This is a bridge between native transfer and airbyte connector. This adapter is ideal for scenarios where you need to synchronize data from an Airbyte-compatible source to a Transfer-compatible sink with minimal configuration.
We support source airbyte connectors
This adapter enables integration between Airbyte and Transfer, facilitating the translation of Airbyte's core concepts into Transfer-compatible constructs for streamlined data movement and transformations.
This example showcase how to integrate data from GitHub to Clickhouse via Airbyte Connector.
-
GitHub Connector: An airbyte GitHub api connector.
- PAM: Personal access token to access to transfer opensource repo
-
Transfer CLI: A Go-based application that load API data from GitHub to Clickhouse.
- DinD: Airbyte connectors are used through docker, so env must allowed by docker-in-docker, in this case - priviliged container run in docker compose
-
Clickhouse: An open source big data platform for distributed storage and processing.
- Docker and Docker Compose installed on your machine.

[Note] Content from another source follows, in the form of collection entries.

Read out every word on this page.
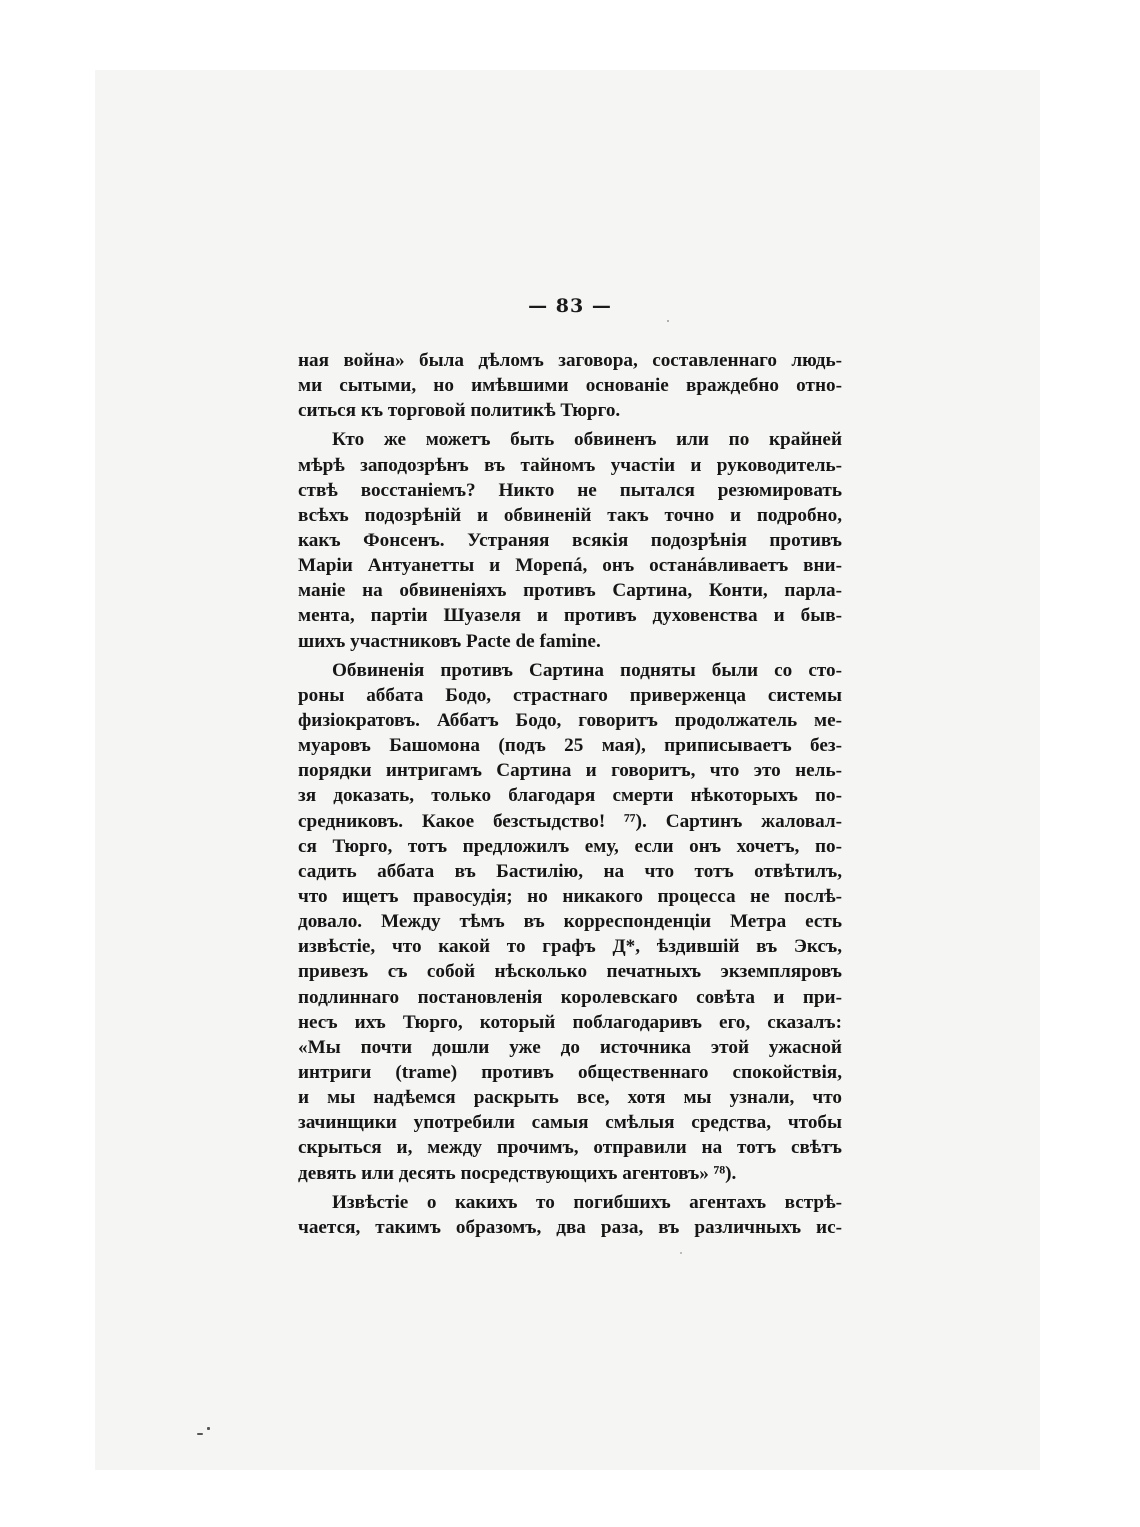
— 83 —
ная война» была дѣломъ заговора, составленнаго людь-
ми сытыми, но имѣвшими основаніе враждебно отно-
ситься къ торговой политикѣ Тюрго.
Кто же можетъ быть обвиненъ или по крайней
мѣрѣ заподозрѣнъ въ тайномъ участіи и руководитель-
ствѣ восстаніемъ? Никто не пытался резюмировать
всѣхъ подозрѣній и обвиненій такъ точно и подробно,
какъ Фонсенъ. Устраняя всякія подозрѣнія противъ
Маріи Антуанетты и Морепá, онъ останáвливаетъ вни-
маніе на обвиненіяхъ противъ Сартина, Конти, парла-
мента, партіи Шуазеля и противъ духовенства и быв-
шихъ участниковъ Pacte de famine.
Обвиненія противъ Сартина подняты были со сто-
роны аббата Бодо, страстнаго приверженца системы
физіократовъ. Аббатъ Бодо, говоритъ продолжатель ме-
муаровъ Башомона (подъ 25 мая), приписываетъ без-
порядки интригамъ Сартина и говоритъ, что это нель-
зя доказать, только благодаря смерти нѣкоторыхъ по-
средниковъ. Какое безстыдство! ⁷⁷). Сартинъ жаловал-
ся Тюрго, тотъ предложилъ ему, если онъ хочетъ, по-
садить аббата въ Бастилію, на что тотъ отвѣтилъ,
что ищетъ правосудія; но никакого процесса не послѣ-
довало. Между тѣмъ въ корреспонденціи Метра есть
извѣстіе, что какой то графъ Д*, ѣздившій въ Эксъ,
привезъ съ собой нѣсколько печатныхъ экземпляровъ
подлиннаго постановленія королевскаго совѣта и при-
несъ ихъ Тюрго, который поблагодаривъ его, сказалъ:
«Мы почти дошли уже до источника этой ужасной
интриги (trame) противъ общественнаго спокойствія,
и мы надѣемся раскрыть все, хотя мы узнали, что
зачинщики употребили самыя смѣлыя средства, чтобы
скрыться и, между прочимъ, отправили на тотъ свѣтъ
девять или десять посредствующихъ агентовъ» ⁷⁸).
Извѣстіе о какихъ то погибшихъ агентахъ встрѣ-
чается, такимъ образомъ, два раза, въ различныхъ ис-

- Personal access token, see here
-
Clone the Repository:
git clone https://GitHub.com/doublecloud/transfer cd transfer/examples/airbyte_adapter
-
Build and Run the Docker Compose:
export MY_TOKEN=TOKEN_VALUE docker-compose up --build
-
Access to Clickhouse: Access to ClickHouse via CLI:
clickhouse-client --host localhost --port 9000 --user default --password 'ch_password'
transfer.yaml
: Specifies the source (GitHub Airbyte) and destination (CH) settings inside docker-compose
Once docker compose up and running your can explore results via clickhouse-cli
SELECT
JSONExtractString(committer, 'login') AS committer_name,
count(*)
FROM commits
WHERE NOT (JSONExtractString(committer, 'login') LIKE '%robot%')
GROUP BY committer_name
ORDER BY
2 DESC,
1 ASC
Query id: ec30abc0-6bff-4946-ac36-cf89b318baf2
┌─committer_name─┬─count()─┐
│ laskoviymishka │ 61 │
│ boooec │ 32 │
│ KosovGrigorii │ 21 │
│ DenisEvd │ 16 │
│ sssix6ix6ix │ 13 │
│ insomnioz │ 9 │
│ ovandriyanov │ 7 │
│ timmyb32r │ 6 │
│ asmyasnikov │ 1 │
│ hdnpth │ 1 │
│ torkve │ 1 │
│ wo1f │ 1 │
└────────────────┴─────────┘
12 rows in set. Elapsed: 0.036 sec.
SELECT
title,
created_at,
closed_at,
dateDiff('second', created_at, closed_at) AS time_to_close_seconds
FROM issues
WHERE closed_at IS NOT NULL
ORDER BY time_to_close_seconds DESC
LIMIT 5
Query id: b255473e-da9d-474a-8090-b9b67b85ab16
┌─title────────────────────────────────────────────┬──────────created_at─┬───────────closed_at─┬─time_to_close_seconds─┐
│ helm: add PodMonitor/ServiceMonitor section │ 2024-10-21 11:17:48 │ 2024-11-28 17:04:02 │ 3303974 │
│ NOTICKET: draft pq │ 2024-08-11 10:47:37 │ 2024-09-12 08:43:42 │ 2757365 │
│ TRANSFER-638: Demo dumb perf boost │ 2024-08-12 20:07:13 │ 2024-09-12 08:43:50 │ 2637397 │
│ TRANSFER-783: Use generic parser for JSON-s │ 2024-08-15 13:09:17 │ 2024-09-12 08:43:29 │ 2403252 │
│ TRANSFER-786: Fill optTypes for missed col-names │ 2024-08-14 17:00:18 │ 2024-09-03 21:44:52 │ 1745074 │
└──────────────────────────────────────────────────┴─────────────────────┴─────────────────────┴───────────────────────┘
To stop the Docker containers, run:
docker-compose down
This example provides a complete end-to-end Ingestion Solution using GitHub API, Clickhouse, and a Transfer application. You can use it to demonstrate how data can be replicated from Unstructured API Source to a Clickhouse data platform for real-time processing.